It. Was. That. Bad.
I had forgotten just how low the Mid-America Club, an otherwise very exclusive private club, can go. A number of years back I was at a 4th of July party up there and the food would have been improved by sending out to the local hot dog stand. This (while being something of a generic "hot mini appetizer" buffet) was nearly that disappointing.
Frankly, what was worse than the food was that there was NOBODY keeping things organized, and the appetizer buffet was set up for a particular traffic flow (with all the serving units facing one way, and with a very clear starting and ending item), yet both sides were going "against the flow" ... something that could have been simply handled with a couple of 8.5x11" computer-generated signs and perhaps a bus boy or two telling people to not be MORONS.
It was even worse when they began to open up the carving station. One end had plates, and forks, and rolls, and knives (and the carving boards) while the other had two serving units (continuing down the table), with rice and mixed vegetables. Again, set for one-way traffic, but the MORONS were busy rushing the back of line, piling up plates with rice and veggies long before the roasts came out (or the guy to carve them)! Once more, a little evident signage, or a bus boy or two could have made this a smooth operation, but nooooo. Obviously, there was also a question of there being "enough food" for the crowd, but that's a whole separate issue.
Of course, I'm a former CMP (Certified Meeting Professional) who has run many dozens of events in a wide array of facilities over the years, so I see this stuff where others might not, but one would think that SOMEBODY on staff at either the club or the host organization would have stepped up to the plate to ensure things were running as they were meant to.
On top of this, the info said "free drinks". Now, I quit drinking booze 24 years ago, so that "free drinks" tag doesn't do it for me the way it used to, but the "free drinks" that they had was one bar with free red or white wine, and one bar with free tap beer.
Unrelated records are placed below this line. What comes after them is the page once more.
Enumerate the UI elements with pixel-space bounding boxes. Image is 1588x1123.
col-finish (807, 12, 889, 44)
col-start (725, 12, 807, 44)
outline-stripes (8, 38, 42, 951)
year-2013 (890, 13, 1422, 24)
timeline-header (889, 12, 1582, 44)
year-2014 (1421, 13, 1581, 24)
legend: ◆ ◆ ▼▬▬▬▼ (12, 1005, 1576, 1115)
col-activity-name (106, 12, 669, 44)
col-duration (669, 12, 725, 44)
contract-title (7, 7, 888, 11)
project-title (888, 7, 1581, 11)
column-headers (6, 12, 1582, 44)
If you wanted a wine at the beer station you had to buy a $7.00 ticket (from the very bored-looking lady sitting next to the bar with the cash box), and if you wanted a beer at the wine station you had to buy a $7.00 ticket (from their bored cash-box lady), and if you wanted something non-alcoholic like a soda you had to buy a $3.00 ticket. Thankfully they'd set up a few water pitchers which were free, if self-serve.
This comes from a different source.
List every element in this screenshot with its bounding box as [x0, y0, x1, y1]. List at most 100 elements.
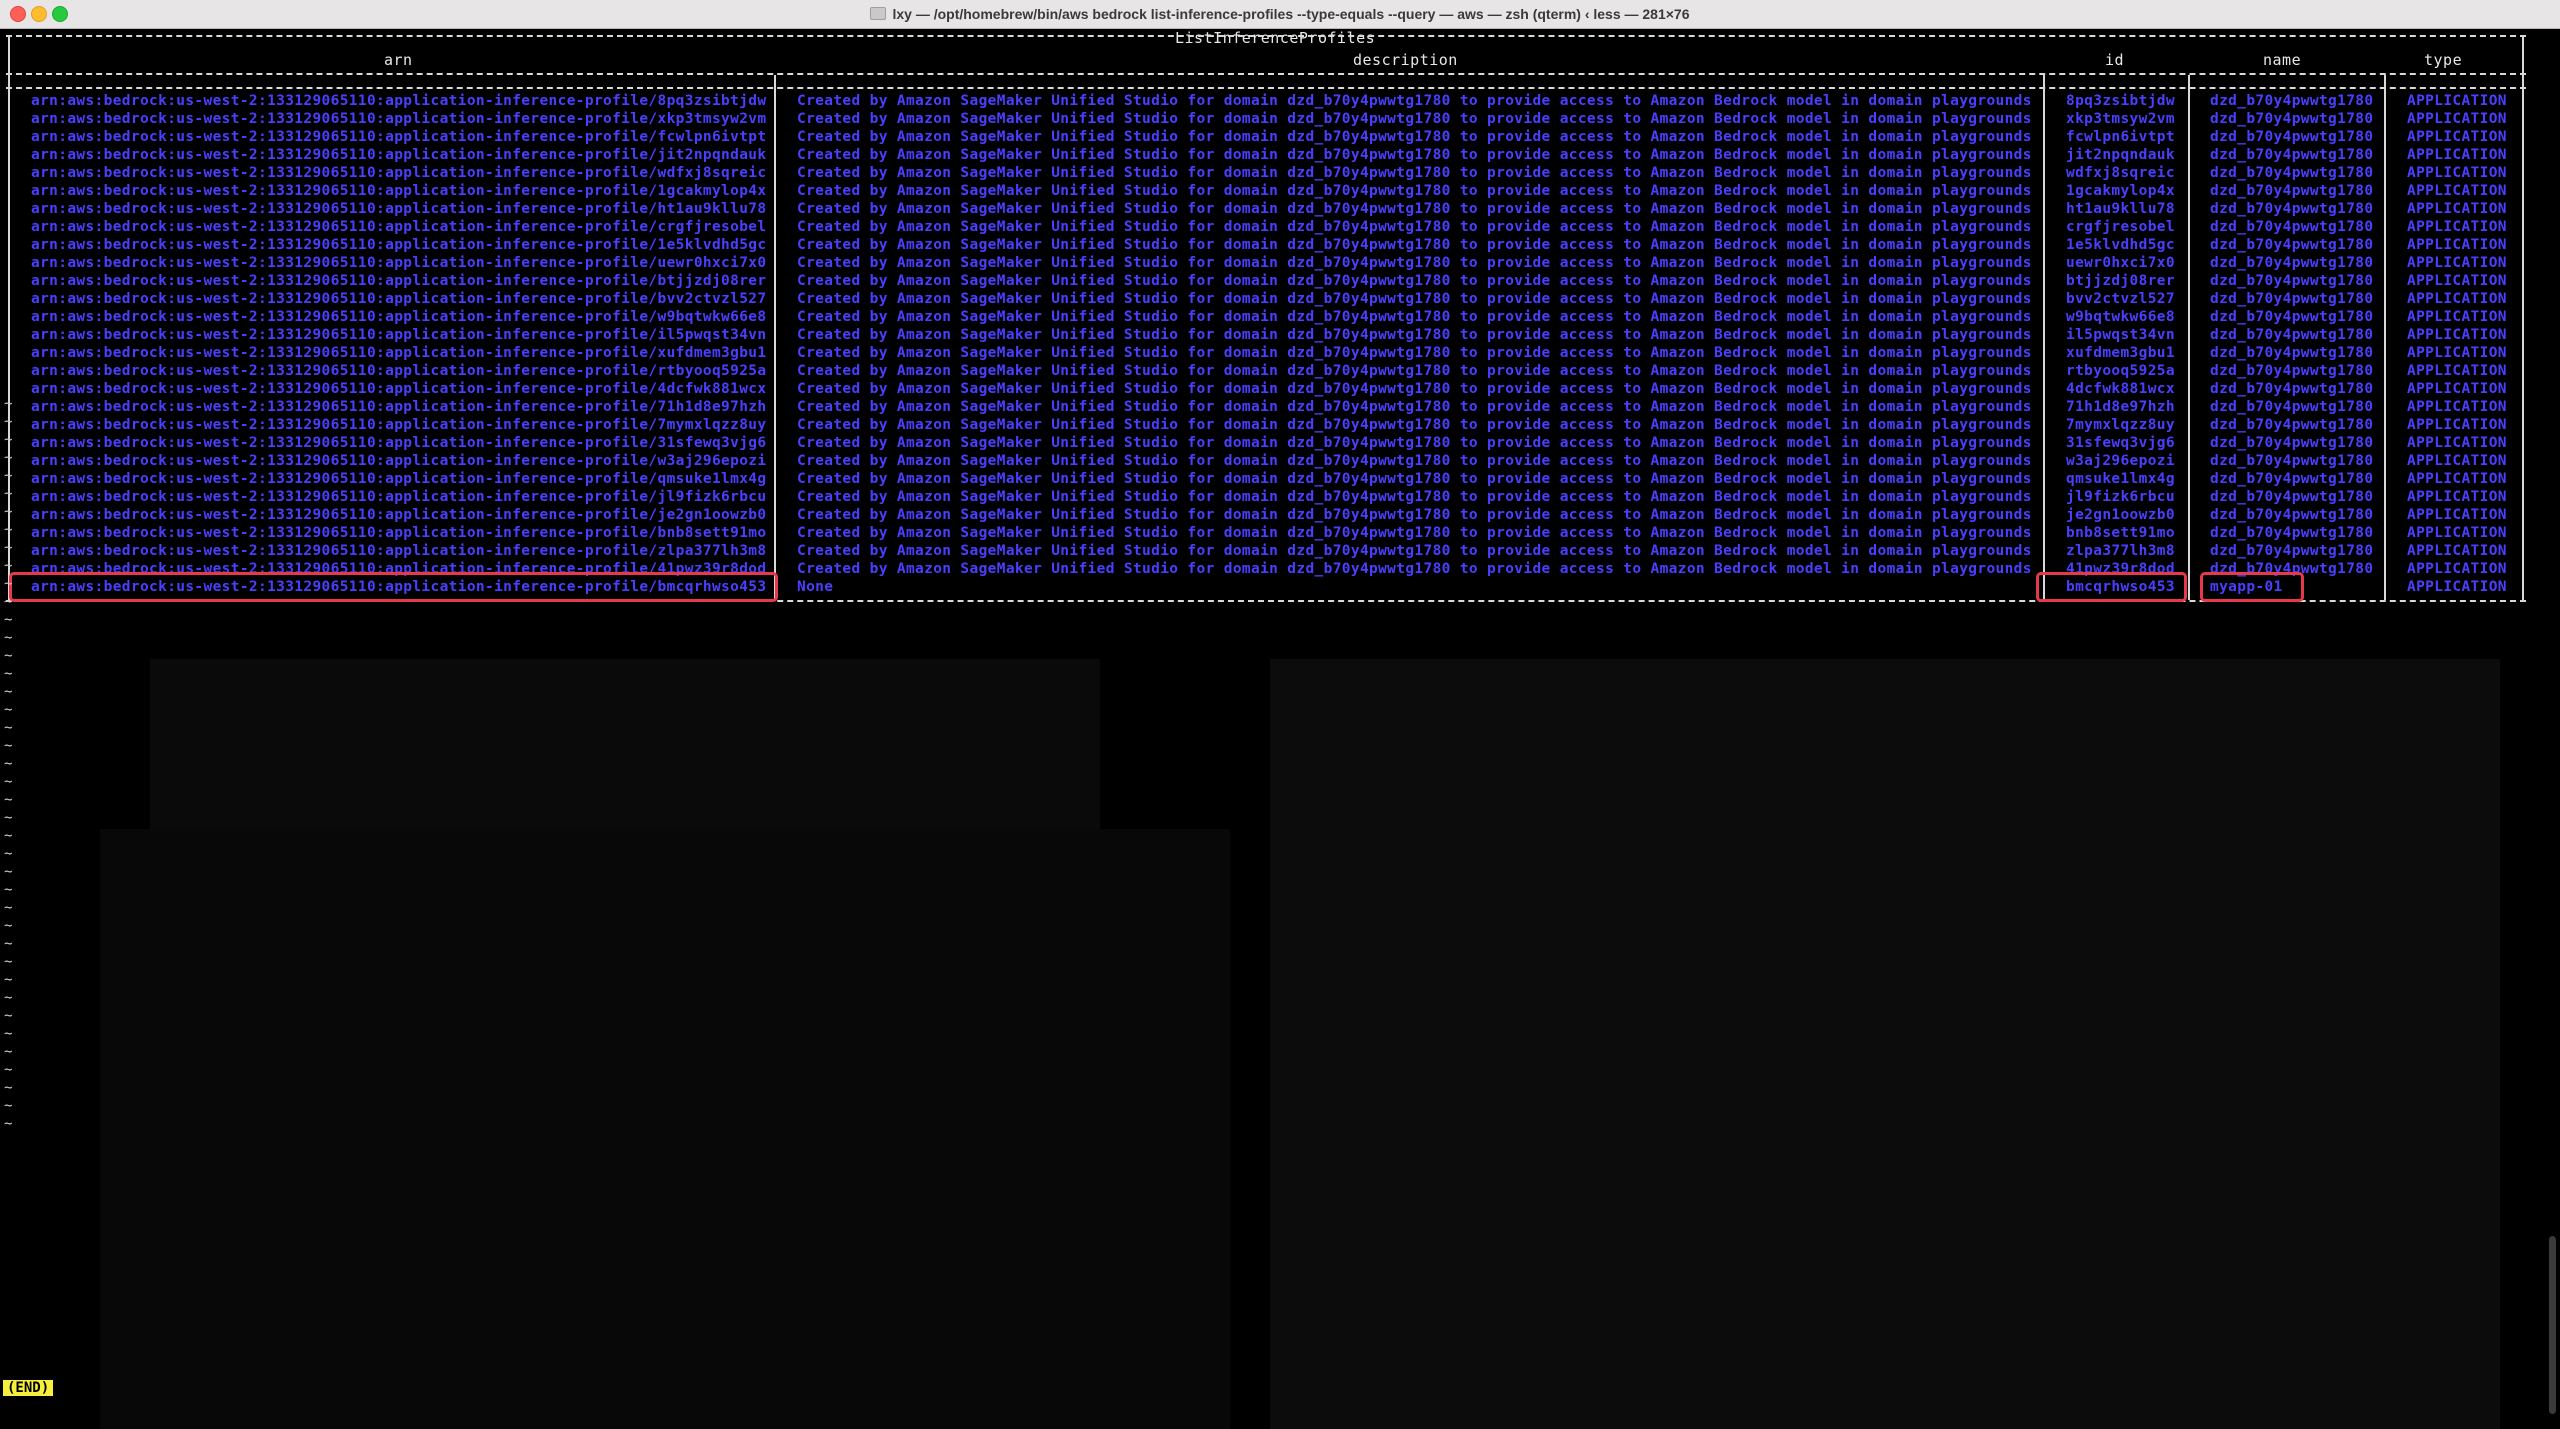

I hate to say it, but my confidence in the host organization has been deeply eroded by tonight's event. They had twenty co-sponsoring organizations (some of which being Very Large Corporations), and were charging attendees to be there. This group presents itself as a organization that provides help for those who are out of work, but after tonight, I'm thinking more that they're a bunch of "sharp guys" who figured out that this whole "unemployment" thing is a growth business and that if they play the angles right they can shake down not only the desperate job seekers, but sponsor organizations who either want in on the same scam, or legitimately want to help.
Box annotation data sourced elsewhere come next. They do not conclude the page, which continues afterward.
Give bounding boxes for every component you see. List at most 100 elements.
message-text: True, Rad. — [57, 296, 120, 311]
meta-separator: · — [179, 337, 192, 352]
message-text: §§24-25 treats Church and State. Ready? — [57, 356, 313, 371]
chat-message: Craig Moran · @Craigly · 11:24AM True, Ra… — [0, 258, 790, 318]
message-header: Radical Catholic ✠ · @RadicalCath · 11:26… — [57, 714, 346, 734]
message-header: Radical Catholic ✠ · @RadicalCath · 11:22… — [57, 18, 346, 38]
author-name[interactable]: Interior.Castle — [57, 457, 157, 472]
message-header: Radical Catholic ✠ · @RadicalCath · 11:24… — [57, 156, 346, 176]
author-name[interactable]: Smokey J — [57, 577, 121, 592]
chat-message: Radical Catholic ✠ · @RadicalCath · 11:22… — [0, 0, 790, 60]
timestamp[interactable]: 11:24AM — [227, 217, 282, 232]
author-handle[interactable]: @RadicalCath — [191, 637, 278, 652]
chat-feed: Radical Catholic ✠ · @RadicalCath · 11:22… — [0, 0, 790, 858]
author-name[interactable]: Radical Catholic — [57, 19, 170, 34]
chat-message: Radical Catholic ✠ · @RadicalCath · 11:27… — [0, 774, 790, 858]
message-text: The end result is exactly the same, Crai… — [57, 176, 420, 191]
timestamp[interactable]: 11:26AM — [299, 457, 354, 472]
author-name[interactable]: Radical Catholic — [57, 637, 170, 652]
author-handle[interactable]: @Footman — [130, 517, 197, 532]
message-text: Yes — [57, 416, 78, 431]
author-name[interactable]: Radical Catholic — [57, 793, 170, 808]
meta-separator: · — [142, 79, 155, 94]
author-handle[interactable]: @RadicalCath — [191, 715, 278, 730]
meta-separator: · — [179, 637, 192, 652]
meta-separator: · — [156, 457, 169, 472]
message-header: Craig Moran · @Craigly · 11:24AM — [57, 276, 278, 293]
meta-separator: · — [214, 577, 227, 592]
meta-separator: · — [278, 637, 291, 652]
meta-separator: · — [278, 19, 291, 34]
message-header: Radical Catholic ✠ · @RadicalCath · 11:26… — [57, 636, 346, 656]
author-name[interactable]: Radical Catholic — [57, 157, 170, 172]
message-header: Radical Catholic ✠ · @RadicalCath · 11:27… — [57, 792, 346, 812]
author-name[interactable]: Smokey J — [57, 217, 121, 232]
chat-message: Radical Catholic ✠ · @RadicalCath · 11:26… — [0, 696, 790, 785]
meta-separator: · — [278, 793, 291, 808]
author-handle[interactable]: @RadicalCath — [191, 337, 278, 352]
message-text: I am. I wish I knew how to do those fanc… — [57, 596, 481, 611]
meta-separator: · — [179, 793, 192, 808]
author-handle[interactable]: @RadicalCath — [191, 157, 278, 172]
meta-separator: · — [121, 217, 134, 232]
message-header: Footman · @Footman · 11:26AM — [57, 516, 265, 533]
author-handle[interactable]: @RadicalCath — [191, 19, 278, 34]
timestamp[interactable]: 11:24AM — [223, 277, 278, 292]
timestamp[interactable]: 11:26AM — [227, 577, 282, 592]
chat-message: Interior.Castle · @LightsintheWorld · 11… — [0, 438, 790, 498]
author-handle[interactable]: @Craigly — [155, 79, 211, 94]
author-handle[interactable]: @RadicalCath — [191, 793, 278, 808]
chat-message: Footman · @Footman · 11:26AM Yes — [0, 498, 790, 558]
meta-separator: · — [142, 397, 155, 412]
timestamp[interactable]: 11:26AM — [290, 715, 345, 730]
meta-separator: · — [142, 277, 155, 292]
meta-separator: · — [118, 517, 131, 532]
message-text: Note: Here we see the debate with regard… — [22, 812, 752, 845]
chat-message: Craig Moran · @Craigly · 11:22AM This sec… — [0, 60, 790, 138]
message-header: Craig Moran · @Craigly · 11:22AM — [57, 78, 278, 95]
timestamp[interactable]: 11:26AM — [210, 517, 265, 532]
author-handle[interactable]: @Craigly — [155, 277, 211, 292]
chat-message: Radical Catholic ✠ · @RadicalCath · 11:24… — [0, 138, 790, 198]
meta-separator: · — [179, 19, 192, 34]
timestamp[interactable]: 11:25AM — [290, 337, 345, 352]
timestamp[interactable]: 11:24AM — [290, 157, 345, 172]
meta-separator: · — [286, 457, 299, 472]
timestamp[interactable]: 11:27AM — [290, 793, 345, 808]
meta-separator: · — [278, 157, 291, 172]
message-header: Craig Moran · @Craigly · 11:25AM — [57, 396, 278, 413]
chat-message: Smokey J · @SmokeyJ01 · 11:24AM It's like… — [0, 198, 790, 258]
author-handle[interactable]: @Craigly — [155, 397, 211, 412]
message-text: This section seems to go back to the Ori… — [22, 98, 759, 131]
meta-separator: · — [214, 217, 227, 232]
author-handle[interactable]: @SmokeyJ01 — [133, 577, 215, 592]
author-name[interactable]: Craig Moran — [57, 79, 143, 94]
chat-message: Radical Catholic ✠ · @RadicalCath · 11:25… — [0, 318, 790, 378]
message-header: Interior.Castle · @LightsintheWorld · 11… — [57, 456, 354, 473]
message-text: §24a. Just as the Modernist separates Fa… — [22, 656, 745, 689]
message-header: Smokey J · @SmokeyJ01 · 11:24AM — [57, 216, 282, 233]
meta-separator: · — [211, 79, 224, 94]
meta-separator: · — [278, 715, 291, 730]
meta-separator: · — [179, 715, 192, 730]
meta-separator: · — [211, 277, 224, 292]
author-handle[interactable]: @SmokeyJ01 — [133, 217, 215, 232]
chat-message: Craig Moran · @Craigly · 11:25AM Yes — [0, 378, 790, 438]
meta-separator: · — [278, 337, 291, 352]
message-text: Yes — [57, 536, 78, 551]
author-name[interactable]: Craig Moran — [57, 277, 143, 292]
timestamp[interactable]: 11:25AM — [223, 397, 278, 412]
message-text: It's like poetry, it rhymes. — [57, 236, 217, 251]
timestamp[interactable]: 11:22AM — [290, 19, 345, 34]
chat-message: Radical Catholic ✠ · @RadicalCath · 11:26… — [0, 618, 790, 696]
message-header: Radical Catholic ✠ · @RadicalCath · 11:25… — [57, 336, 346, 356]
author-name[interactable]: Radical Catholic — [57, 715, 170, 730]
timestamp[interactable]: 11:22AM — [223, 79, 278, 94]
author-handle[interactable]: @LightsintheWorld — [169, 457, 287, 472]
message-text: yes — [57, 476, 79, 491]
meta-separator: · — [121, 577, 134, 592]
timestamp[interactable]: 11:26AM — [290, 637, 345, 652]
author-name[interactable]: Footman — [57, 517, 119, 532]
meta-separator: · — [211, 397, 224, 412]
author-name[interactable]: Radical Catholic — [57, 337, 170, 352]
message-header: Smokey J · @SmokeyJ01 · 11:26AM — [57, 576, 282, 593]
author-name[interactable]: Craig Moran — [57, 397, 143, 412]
Aside from the "poor product" and the non-existent "management" of the event (hell, they started the much ballyhooed prize raffle right when the carving stations opened up on the other end of the room, and unless you were within the 1/3rd of the room where they were running the raffle, you couldn't hear anything, let alone one's number being called, so at least 2/3rds of the crowd "didn't have a chance", and probably more like 3/4 as the bulk of the folks were trying to get something to eat and had no clue the raffle was happening), it was an ugly sight. There were several hundred (I'm assuming that some of the 400 supposedly signed up for this got scared off by the snow) desperate, worried, and anxious unemployed persons all crammed in together. Just try getting useful networking done in that setting! Everybody was sending out their own plaintive cry for help, except for the ones that had worked up scams of the side (I know, I spent years doing network marketing, but there were lots of "I just signed up for something" folks in the room), or were there to drum up various sorts of "coaching" business. The concept sounded good on paper, but I should have realized what the crowd dynamic would have been and skipped it.
Oh, and for a final "how low can you go" moment ... I was leaving early, right? About half-way through the scheduled time. There was already a guy posted by the elevators to make sure that NOBODY left without handing back in their 15¢ plastic badge holder! Amazing! What a waste of time.